Congress is set to debate the future of the Patriot Act this month, and much of that debate will focus on the law's controversial Section 215, which the government has for years used to gather Americans' phone records in bulk.
"I think it's very effective at keeping America safe," Burr, a Republican from North Carolina, told ABC News' Martha Raddatz.
Burr recently introduced a bill with Senate Majority Leader Mitch McConnell, R-Kentucky, to reauthorize Section 215's current language when it expires June 1.
Burr said Americans' privacy is protected in the program, and the government doesn't use the information gathered for any nefarious purposes.
"We don't know whose they are and the only time we're interested in them is if we know they have talked to a telephone number of a terrorist and if that happens we have to go to court and a FISA judge looks at the evidence and gives us permission then to find out whose telephone number that is," Burr said. "We've had absolutely no incident of anybody's privacy being intruded on."
The protections to which Burr referred are not contained in the Patriot Act itself, but were introduced by the Obama administration after the Section 215 program was revealed by Edward Snowden, and, in the absence of action by Congress, could be withdrawn by a future president.
A broad coalition of advocacy organizations, ranging from the ACLU to the Gun Owners of America, wrote a letter this week condemning Burr and McConnell's "straight reauthorization" approach, which has divided members of the Republican majority.
"Proposals such as S.1035 [the bill proposed by Burr and McConnell] ignore this original intention and fail to address the deleterious impact that mass surveillance conducted under Section 215 continues to have on our privacy, economy, and democracy," the groups wrote in an open letter to the House and Senate Majority and Minority leaders.
One alternative to Burr and McConnell's bill, the USA Freedom Act, would halt the NSA's bulk collection of Americans' phone records, although the records would still be collected elsewhere.
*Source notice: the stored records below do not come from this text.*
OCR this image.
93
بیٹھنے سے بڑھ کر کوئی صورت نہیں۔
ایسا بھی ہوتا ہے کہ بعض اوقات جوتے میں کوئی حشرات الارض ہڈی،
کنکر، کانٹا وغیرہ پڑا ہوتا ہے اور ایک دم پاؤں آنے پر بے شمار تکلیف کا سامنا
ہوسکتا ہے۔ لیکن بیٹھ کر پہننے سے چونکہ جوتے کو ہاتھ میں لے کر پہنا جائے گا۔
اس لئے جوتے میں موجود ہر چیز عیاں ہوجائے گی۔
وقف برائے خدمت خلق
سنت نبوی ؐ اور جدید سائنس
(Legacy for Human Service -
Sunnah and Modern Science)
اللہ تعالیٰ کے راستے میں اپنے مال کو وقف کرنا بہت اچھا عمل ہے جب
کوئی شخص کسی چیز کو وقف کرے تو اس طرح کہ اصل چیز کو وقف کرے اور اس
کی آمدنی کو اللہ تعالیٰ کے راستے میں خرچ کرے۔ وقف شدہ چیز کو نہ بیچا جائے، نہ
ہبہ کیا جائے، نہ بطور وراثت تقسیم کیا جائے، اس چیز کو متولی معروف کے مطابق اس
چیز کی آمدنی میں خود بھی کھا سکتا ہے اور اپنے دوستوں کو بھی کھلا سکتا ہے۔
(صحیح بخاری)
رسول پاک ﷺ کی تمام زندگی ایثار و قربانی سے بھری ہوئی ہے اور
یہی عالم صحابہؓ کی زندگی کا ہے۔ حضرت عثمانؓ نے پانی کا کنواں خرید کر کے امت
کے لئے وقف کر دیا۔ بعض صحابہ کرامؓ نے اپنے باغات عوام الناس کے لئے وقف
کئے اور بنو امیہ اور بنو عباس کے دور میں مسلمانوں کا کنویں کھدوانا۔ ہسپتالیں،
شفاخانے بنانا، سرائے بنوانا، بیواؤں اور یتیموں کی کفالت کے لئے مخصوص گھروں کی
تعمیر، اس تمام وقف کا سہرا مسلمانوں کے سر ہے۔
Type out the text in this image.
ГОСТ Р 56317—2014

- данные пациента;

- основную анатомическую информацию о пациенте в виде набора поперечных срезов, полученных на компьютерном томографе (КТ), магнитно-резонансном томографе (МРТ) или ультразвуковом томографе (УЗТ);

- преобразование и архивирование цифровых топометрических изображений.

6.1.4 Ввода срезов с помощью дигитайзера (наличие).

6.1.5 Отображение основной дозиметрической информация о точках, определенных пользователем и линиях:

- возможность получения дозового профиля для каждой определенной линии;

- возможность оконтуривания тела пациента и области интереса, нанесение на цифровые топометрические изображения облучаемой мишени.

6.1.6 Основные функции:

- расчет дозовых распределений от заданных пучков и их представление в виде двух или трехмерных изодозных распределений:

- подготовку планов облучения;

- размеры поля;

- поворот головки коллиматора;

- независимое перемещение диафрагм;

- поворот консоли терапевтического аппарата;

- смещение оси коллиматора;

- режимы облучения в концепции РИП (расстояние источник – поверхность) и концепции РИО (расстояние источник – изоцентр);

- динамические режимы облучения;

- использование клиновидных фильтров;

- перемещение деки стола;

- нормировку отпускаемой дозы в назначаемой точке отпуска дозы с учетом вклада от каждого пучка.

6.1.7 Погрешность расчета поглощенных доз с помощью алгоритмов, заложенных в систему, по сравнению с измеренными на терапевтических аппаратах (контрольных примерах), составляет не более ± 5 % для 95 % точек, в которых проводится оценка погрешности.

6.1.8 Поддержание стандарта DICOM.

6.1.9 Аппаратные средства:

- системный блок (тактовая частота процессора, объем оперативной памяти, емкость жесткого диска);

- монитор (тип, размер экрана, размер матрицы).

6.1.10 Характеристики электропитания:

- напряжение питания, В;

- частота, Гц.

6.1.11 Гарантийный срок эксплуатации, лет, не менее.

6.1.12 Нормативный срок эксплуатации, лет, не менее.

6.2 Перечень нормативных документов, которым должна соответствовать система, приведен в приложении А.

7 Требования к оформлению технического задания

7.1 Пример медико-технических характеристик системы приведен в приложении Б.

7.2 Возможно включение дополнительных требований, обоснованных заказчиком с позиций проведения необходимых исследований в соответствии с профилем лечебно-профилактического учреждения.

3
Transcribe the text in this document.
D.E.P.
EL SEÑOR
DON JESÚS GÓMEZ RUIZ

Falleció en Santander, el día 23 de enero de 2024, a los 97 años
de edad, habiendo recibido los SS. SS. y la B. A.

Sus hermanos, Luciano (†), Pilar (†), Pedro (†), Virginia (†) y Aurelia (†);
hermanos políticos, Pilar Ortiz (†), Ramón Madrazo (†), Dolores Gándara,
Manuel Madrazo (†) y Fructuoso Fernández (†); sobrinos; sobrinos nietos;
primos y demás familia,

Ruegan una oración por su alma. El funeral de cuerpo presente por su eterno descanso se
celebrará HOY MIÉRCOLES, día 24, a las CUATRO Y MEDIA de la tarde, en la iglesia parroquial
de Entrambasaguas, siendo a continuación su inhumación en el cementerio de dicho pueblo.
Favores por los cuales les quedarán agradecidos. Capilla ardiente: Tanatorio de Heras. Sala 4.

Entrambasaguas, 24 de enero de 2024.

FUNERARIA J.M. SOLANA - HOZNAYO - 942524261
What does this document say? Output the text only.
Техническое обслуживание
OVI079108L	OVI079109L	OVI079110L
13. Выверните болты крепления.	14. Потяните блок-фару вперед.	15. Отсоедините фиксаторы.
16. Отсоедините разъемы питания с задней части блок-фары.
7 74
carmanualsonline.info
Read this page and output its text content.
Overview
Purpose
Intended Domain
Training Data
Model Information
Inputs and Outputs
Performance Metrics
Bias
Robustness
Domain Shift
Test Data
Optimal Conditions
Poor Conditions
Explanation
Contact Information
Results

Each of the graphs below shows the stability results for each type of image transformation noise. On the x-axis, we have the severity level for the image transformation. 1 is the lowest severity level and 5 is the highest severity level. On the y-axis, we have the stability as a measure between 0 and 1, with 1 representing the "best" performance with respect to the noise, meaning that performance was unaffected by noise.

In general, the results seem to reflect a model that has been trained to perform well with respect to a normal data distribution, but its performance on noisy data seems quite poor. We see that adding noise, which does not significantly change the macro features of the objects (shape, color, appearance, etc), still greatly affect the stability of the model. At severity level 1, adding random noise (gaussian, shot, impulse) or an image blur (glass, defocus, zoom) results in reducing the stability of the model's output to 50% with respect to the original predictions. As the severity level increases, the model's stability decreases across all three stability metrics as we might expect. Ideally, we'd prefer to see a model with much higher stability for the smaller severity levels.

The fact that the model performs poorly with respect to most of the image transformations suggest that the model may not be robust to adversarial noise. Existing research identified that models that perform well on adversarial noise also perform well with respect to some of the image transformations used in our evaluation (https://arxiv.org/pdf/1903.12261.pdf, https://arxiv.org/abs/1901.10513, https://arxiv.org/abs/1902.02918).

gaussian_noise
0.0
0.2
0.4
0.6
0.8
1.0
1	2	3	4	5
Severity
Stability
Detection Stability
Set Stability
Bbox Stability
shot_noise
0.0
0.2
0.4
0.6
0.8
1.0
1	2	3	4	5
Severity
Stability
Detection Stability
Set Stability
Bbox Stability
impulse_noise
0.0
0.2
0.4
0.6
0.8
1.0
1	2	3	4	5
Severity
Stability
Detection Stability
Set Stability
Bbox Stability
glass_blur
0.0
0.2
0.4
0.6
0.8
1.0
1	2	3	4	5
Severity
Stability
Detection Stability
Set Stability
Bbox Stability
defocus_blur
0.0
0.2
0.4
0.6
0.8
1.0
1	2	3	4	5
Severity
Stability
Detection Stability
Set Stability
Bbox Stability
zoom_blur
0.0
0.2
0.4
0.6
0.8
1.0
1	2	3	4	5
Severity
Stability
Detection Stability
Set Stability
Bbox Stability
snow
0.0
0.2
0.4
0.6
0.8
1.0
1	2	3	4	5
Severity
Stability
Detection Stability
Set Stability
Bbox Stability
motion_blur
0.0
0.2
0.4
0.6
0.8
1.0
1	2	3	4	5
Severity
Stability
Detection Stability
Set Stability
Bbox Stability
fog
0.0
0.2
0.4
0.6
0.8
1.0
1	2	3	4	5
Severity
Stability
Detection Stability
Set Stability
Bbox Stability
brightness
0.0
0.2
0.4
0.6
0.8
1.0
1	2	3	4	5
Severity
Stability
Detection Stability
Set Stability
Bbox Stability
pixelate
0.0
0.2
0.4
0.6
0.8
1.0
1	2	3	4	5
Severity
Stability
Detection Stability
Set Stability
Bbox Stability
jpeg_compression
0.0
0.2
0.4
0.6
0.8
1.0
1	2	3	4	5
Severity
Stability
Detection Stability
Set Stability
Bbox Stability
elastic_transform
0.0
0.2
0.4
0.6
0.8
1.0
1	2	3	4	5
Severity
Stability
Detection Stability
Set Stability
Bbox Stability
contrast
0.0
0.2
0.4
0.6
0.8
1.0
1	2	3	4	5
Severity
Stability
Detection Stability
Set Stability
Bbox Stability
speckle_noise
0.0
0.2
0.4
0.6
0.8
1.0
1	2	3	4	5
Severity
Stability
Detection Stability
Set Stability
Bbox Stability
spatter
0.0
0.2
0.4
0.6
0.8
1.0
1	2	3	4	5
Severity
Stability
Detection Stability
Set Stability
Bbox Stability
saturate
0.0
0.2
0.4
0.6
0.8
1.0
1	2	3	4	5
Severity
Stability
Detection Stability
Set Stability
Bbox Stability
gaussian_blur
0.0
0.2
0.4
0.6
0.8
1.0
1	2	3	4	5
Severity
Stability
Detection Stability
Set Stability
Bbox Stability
They would be held instead by the phone companies themselves, which could turn them over only if a court deemed it reasonable to suspect that they were related to an international terrorist organization.
The USA Freedom Act, supported by House Speaker John Boehner, is expected to be passed in that body next week. Its fate in the Senate is less certain, given McConnell's opposition.
In the Senate, the charge in support of the USA Freedom Act is led by Republican Mike Lee and Democrat Patrick Leahy, and has the support of presidential candidate Ted Cruz.
But Burr said on "This Week" that the bill would take American counterterror efforts back to a "pre-911" era.
"We might have been able to stop 9/11 with bulk collection," said Burr, who cited the claim, made by some in the intelligence community, that the metadata program could have averted the Sept. 11 terror attacks by capturing the phone records of hijacker Khalid al-Mihdhar.
"They suggested that if we had been able to bulk collect phone numbers, we could have traced and connected that dot," the senator told Raddatz.
These claims have been the subject of intense debate in the intelligence community.